Além da vacina contra dengue, o Butantan pesquisa também as vacinas contra zika, influenza sazonal quadrivalente e influenza pandêmica H7N9 com e sem adjuvante. Segundo Precioso, um dos maiores desafios é a obtenção de investimentos para manutenção e modernização do parque industrial público e para pesquisa, desenvolvimento, produção e estudo clínico de novas vacinas.
“As vacinas mais esperadas podem variar de acordo com a epidemiologia das doenças infecciosas do País. No entanto, em relação ao Brasil, as vacinas contra dengue, zika vírus e chikungunya, quando disponíveis ao PNI, trarão grande benefício para a saúde pública brasileira”, afirma o diretor do Butantan.
Aprimoração contínua
Segundo a Sanofi Pasteur, há vacinas sendo produzidas com o vírus inativado, entre elas, gripe, hepatites A e B, poliomielite injetável e raiva, que nunca irão proporcionar a reversão para a forma selvagem da doença. No caso de influenza, por exemplo, como o vírus sofre transformações continuamente, as vacinas evoluem ano após ano, acompanhando a recomendação da OMS. A vacina contra a gripe no Brasil, que já foi monovalente e bivalente, hoje é quadrivalente, protegendo, em 2018, contra duas cepas A – subtipos H1N1 e H3N2 – e duas cepas B – subtipos Victoria e Yamagata.
Recentemente, o laboratório francês lançou, no Brasil, a primeira vacina meningocócica quadrivalente totalmente líquida. Prevenível contra quatro tipos de meningite – A, C, W e Y –, o imunizante é indicado de nove meses a 55 anos e está disponível em clínicas particulares de vacinação, hospitais, laboratórios e farmácias.

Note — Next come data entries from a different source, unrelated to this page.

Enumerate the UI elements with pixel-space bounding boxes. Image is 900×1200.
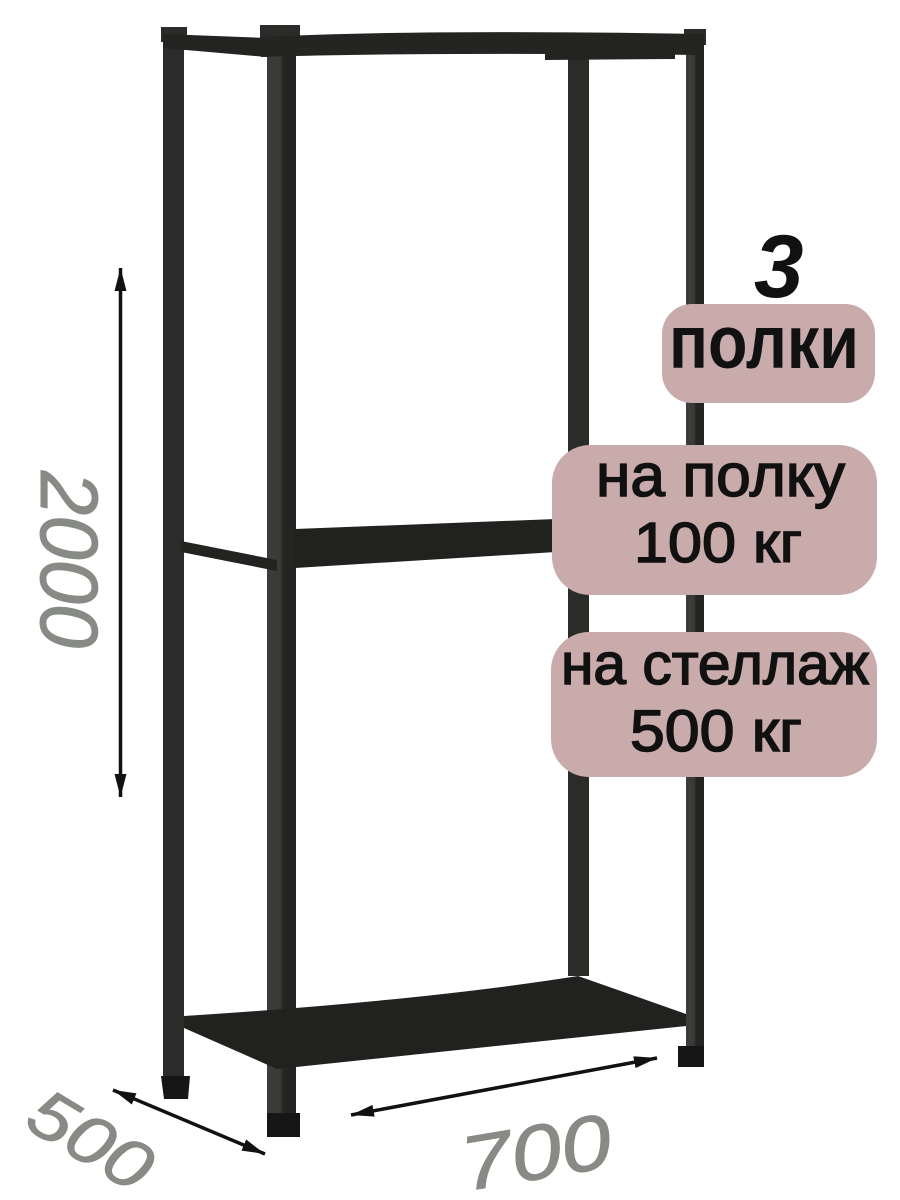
svg-text:на полку: на полку xyxy=(596,442,845,509)
svg-text:700: 700 xyxy=(455,1098,618,1200)
svg-text:500 кг: 500 кг xyxy=(630,699,802,764)
svg-text:100 кг: 100 кг xyxy=(634,511,802,575)
svg-text:500: 500 xyxy=(14,1074,166,1200)
svg-text:2000: 2000 xyxy=(23,470,114,648)
svg-text:на стеллаж: на стеллаж xyxy=(561,632,869,697)
svg-text:полки: полки xyxy=(669,300,859,384)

Outra vacina que deve chegar ao mercado brasileiro é a que protege contra a gripe exclusivamente para idosos. Pessoas com mais de 65 anos são as que mais sofrem com as consequências da doença e o novo imunizante apresentou-se mais eficaz na proteção contra a gripe nesta faixa etária em comparação à vacina contra influenza trivalente, aprovada atualmente no Brasil.
Mais recentemente, em agosto, pesquisadores da Unicamp divulgaram a criação do protótipo de uma vacina capaz de proteger contra o vírus da zika e a meningite meningocócica.